The utility of hybrid nanofluids as a heat carrier medium in various processes of industrial and biomedical nature plays a pivotal role.⁹ Hybrid nanofluids were invented as a better alternate to the mono nanofluids in order to trade off the properties of two or more nano-additives through a single homogeneous medium.¹⁰ Characteristics like improved chemical stability, greater heat absorption and mechanical strength make them a preferred choice of scientists.¹¹ Hybrid nanofluids displayed superior heat transfer performance than the mono nanofluids in these studies. Ghalambaz et al.¹² recently synthesized a novel coupling of Ag-MgO hybrid nanofluids, which is endowed with the benefit of high thermal conductivity of Silver (Ag) nanoparticles and superior stability and anti bacterial properties of magnesium oxide (MgO) nanoparticles. This advantageous combination of hybrid nanofluid has been utilized to augment the convective heat transfer inside different kind of enclosures.^13,14 Some recent studies utilized the hybrid nanofluids as effective heat transfer medium to overcome the disadvantage of the altering conditions at solid boundaries.^15,16 The scrutiny of flow and heat transfer aspects of a hybrid nanofluids pertaining constant thermophysical properties inside deforming channel geometries recently gained attention.^17,18

Critical reviews of the effective thermo-physical properties of hybrid nanofluids remarked with experimental proofs revealed that the surrounding temperature brings a noticeable change in the viscosity and thermal conductivity.^19,20 The increased Brownian movements owning to a rising temperature enhances the thermal conductivity of the hybrid nanoliquids. Whereas the weak Van der Waal forces due to temperature augmentation are responsible for reduction in viscosity. Some theoretical models were developed and modified by the researchers to imbibe the linear temperature dependence on the effective nanofluid viscosity and thermal conductivity.^21,22 The joint effects of variable fluid thermal conductivity and viscosity in case of a viscous micropolar fluid were emphasized by Alzahrani et al.²³ In case of a peristaltic moving Jeffery fluid, the respective declination and increment in the flow velocity due to variable thermal conductivity and viscosity were reported by Nagathan et al.²⁴ Some recent studies mentioned the assessment of the temperature varying viscosity and thermal conductivity of the hybrid nanofluid flow saturating a permeable wall.^25,26 But the influence of temperature variable viscosity and thermal conductivity together on the hybrid nanofluid flow inside permeable deforming channel in presence of flow mediated dilations had not been attended yet.

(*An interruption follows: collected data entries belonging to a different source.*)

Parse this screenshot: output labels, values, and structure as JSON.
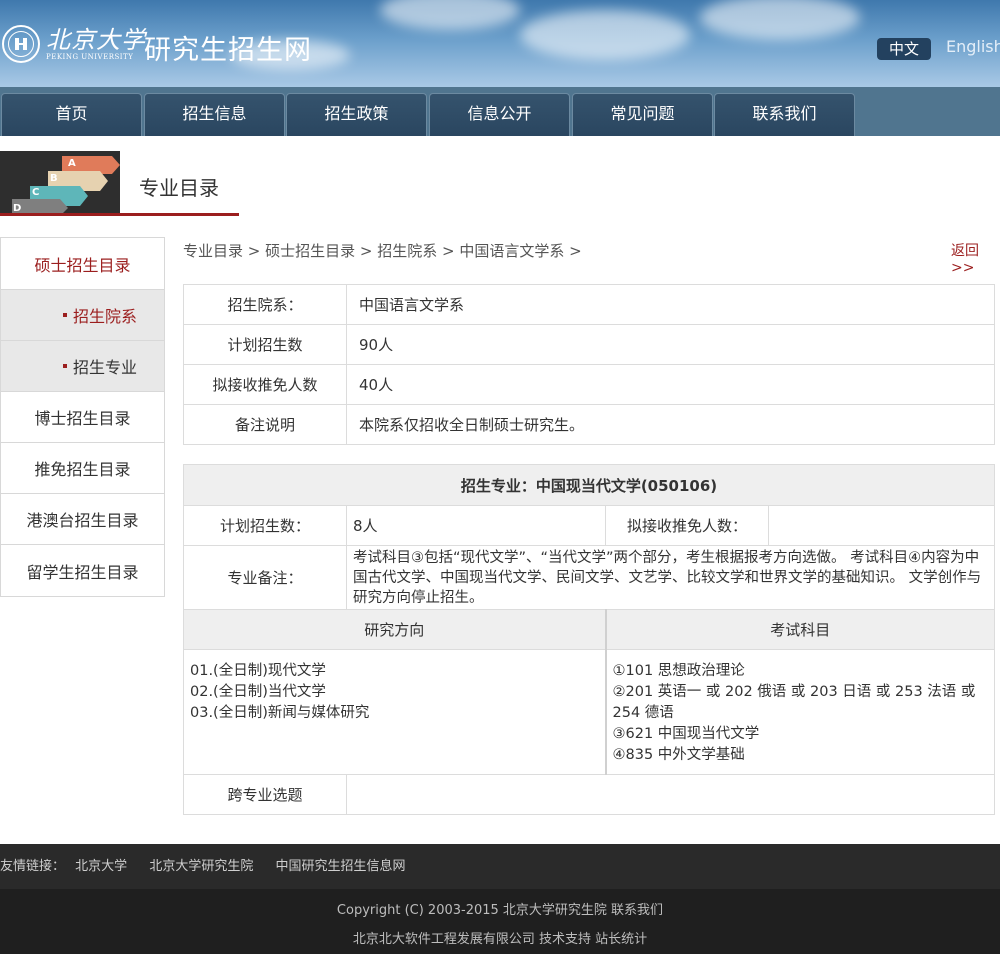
{
  "header": {
    "logo_cn": "北京大学",
    "logo_en": "PEKING UNIVERSITY",
    "site_title": "研究生招生网",
    "lang_cn": "中文",
    "lang_en": "English"
  },
  "nav": [
    "首页",
    "招生信息",
    "招生政策",
    "信息公开",
    "常见问题",
    "联系我们"
  ],
  "banner": {
    "title": "专业目录",
    "letters": [
      "A",
      "B",
      "C",
      "D"
    ]
  },
  "sidebar": {
    "items": [
      {
        "label": "硕士招生目录"
      },
      {
        "label": "招生院系"
      },
      {
        "label": "招生专业"
      },
      {
        "label": "博士招生目录"
      },
      {
        "label": "推免招生目录"
      },
      {
        "label": "港澳台招生目录"
      },
      {
        "label": "留学生招生目录"
      }
    ]
  },
  "breadcrumb": "专业目录 > 硕士招生目录 > 招生院系 > 中国语言文学系 >",
  "back": "返回>>",
  "dept": {
    "rows": [
      {
        "k": "招生院系：",
        "v": "中国语言文学系"
      },
      {
        "k": "计划招生数",
        "v": "90人"
      },
      {
        "k": "拟接收推免人数",
        "v": "40人"
      },
      {
        "k": "备注说明",
        "v": "本院系仅招收全日制硕士研究生。"
      }
    ]
  },
  "major": {
    "header": "招生专业：中国现当代文学(050106)",
    "plan_label": "计划招生数：",
    "plan_value": "8人",
    "exempt_label": "拟接收推免人数：",
    "exempt_value": "",
    "note_label": "专业备注：",
    "note_value": "考试科目③包括“现代文学”、“当代文学”两个部分，考生根据报考方向选做。 考试科目④内容为中国古代文学、中国现当代文学、民间文学、文艺学、比较文学和世界文学的基础知识。 文学创作与研究方向停止招生。",
    "dir_header": "研究方向",
    "exam_header": "考试科目",
    "directions": [
      "01.(全日制)现代文学",
      "02.(全日制)当代文学",
      "03.(全日制)新闻与媒体研究"
    ],
    "exams": [
      "①101 思想政治理论",
      "②201 英语一 或 202 俄语 或 203 日语 或 253 法语 或 254 德语",
      "③621 中国现当代文学",
      "④835 中外文学基础"
    ],
    "cross_label": "跨专业选题",
    "cross_value": ""
  },
  "footer": {
    "links_label": "友情链接：",
    "links": [
      "北京大学",
      "北京大学研究生院",
      "中国研究生招生信息网"
    ],
    "copyright": "Copyright (C) 2003-2015 北京大学研究生院 联系我们",
    "support": "北京北大软件工程发展有限公司 技术支持 站长统计"
  }
}
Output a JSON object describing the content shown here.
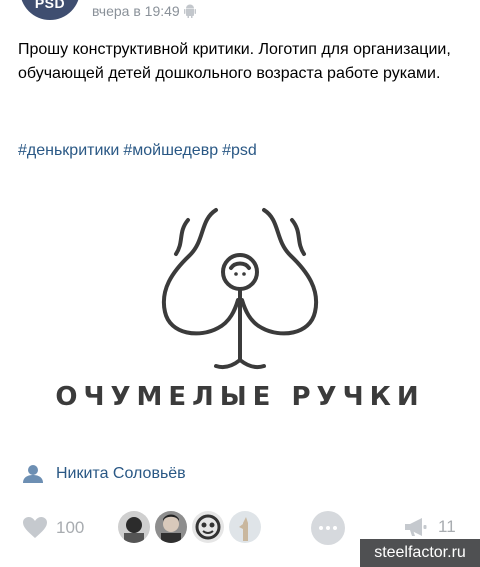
{
  "header": {
    "avatar_text": "PSD",
    "time": "вчера в 19:49",
    "platform_icon": "android-icon"
  },
  "post": {
    "text": "Прошу конструктивной критики. Логотип для организации, обучающей детей дошкольного возраста работе руками.",
    "hashtags": [
      "#денькритики",
      "#мойшедевр",
      "#psd"
    ]
  },
  "image": {
    "wordmark": "ОЧУМЕЛЫЕ РУЧКИ"
  },
  "author": {
    "icon": "user-icon",
    "name": "Никита Соловьёв"
  },
  "footer": {
    "like_icon": "heart-icon",
    "likes": "100",
    "liker_avatars": [
      "avatar-1",
      "avatar-2",
      "avatar-3",
      "avatar-4"
    ],
    "more_icon": "ellipsis-icon",
    "share_icon": "megaphone-icon",
    "shares": "11"
  },
  "watermark": "steelfactor.ru",
  "colors": {
    "link": "#2a5885",
    "muted": "#a8acb0",
    "avatar_bg": "#3f4e70"
  }
}
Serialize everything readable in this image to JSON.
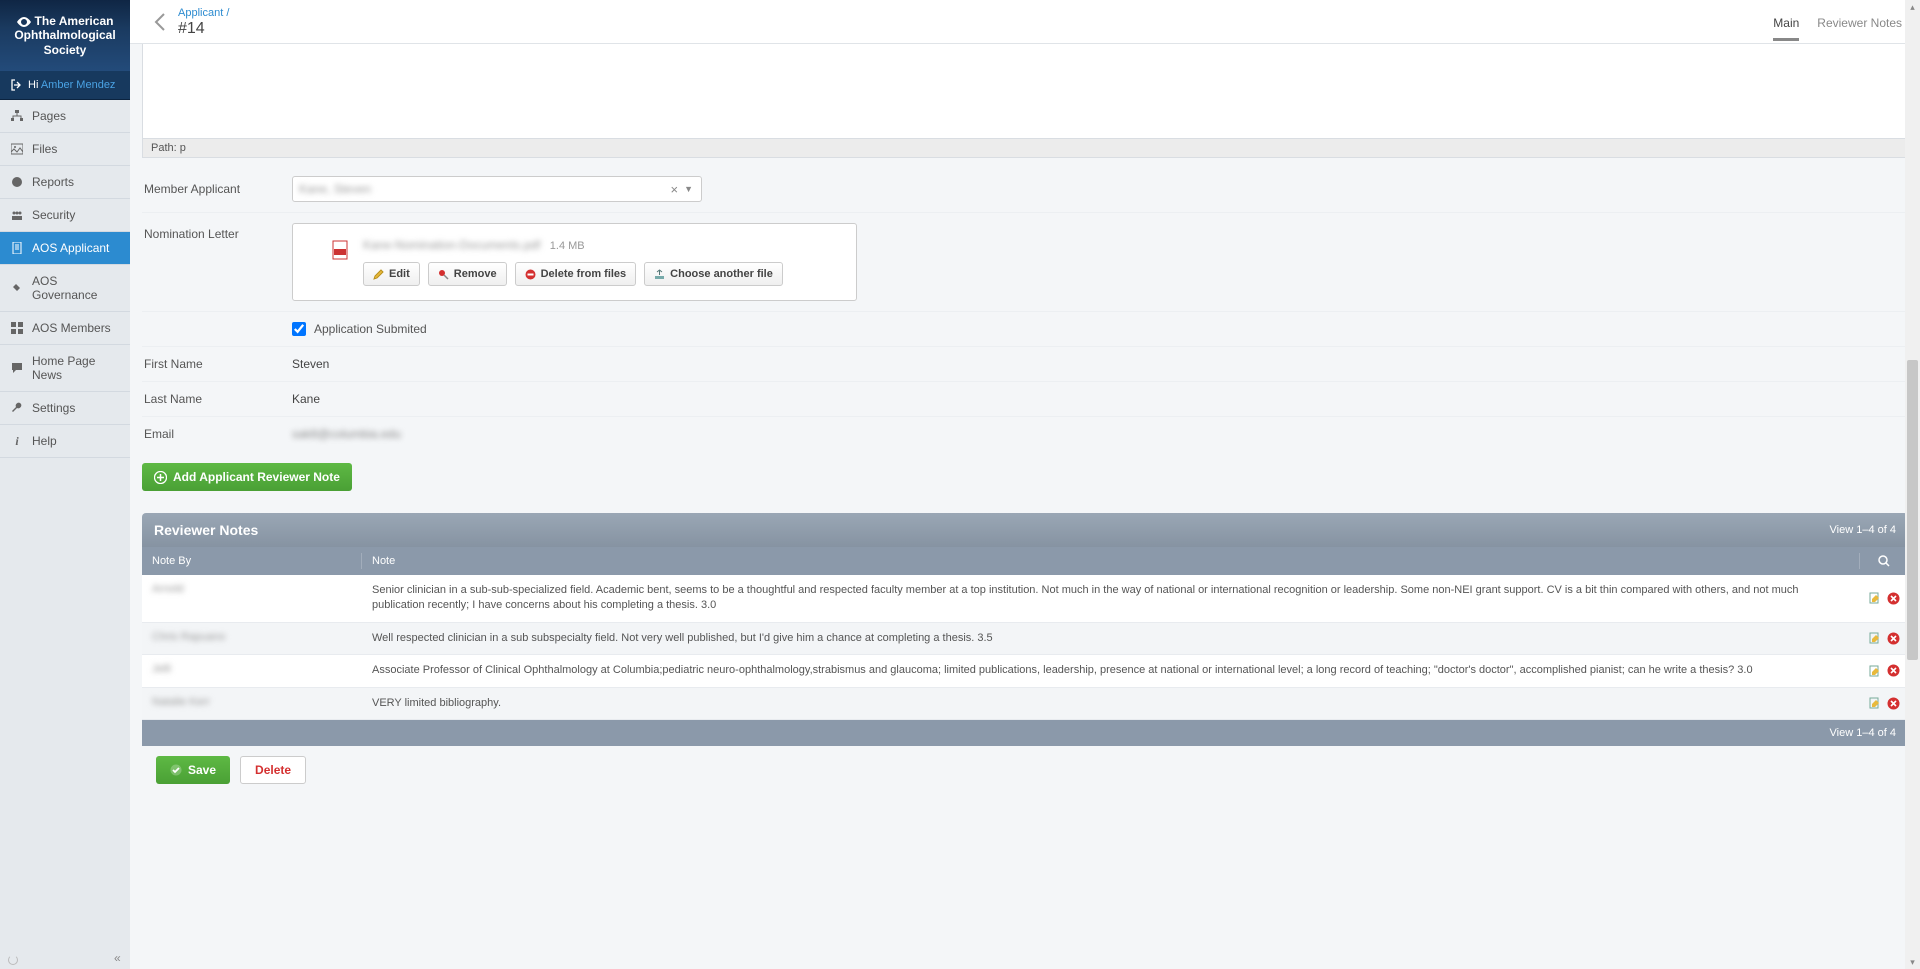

The phenomenon of flow mediated dilations finds applications in uniformly distributed irrigation systems, exhaust nozzles, coolant circulation, fibrous insulation system, human respiratory system, blood flow in arterial and lympathic organs, etc.^27,28 In medical science, the flow mediated dilation of the artery exists when the blood flow is enhanced in the artery. Uchida and Aoki²⁹ explored the viscous fluid flow within an impermeable expanding or contracting pipe. They realized that the viscous effects are limited to the deforming boundaries. Injection effects along with the channel deformity were later on analyzed by Dauenhauer and Majdalani.³⁰ Many studies highlighted the impacts of small to large scale suction/injection effects on the permeating fluid flow inside deformable channels.^31,32,33 These studies were limited to the exploration of flow field alone, until heat transfer aspects were analyzed.³⁴ The channel deformations in the mentioned studies were solely due to the orthogonal contractions of the permeable walls. The stretchable nature of the walls adds to an additional deformity in the channel configuration.³⁵ Moreover, in the mentioned studies, the channel walls have been assumed to be of evenly permeable. In case of channels with highly deforming rates, these permeations may exceed the fluid injection or suction to an exponential order. Therefore, the exploration of exponential permeability on a two-folded deforming channel (such as squeezing and stretching) may lead to some novel results.

This paper is arranged as follows. Mathematical model for the concerned phenomenon is elaborated in Sec. 2. In Sec. 3, the procedure of spectral quasi-linearization scheme is applied to current model, and the numerical solutions obtained by this scheme are discussed in Sec. 4 by mentioning the convergence criterion. Lastly, the conclusions of the study are pointed in Sec. 5.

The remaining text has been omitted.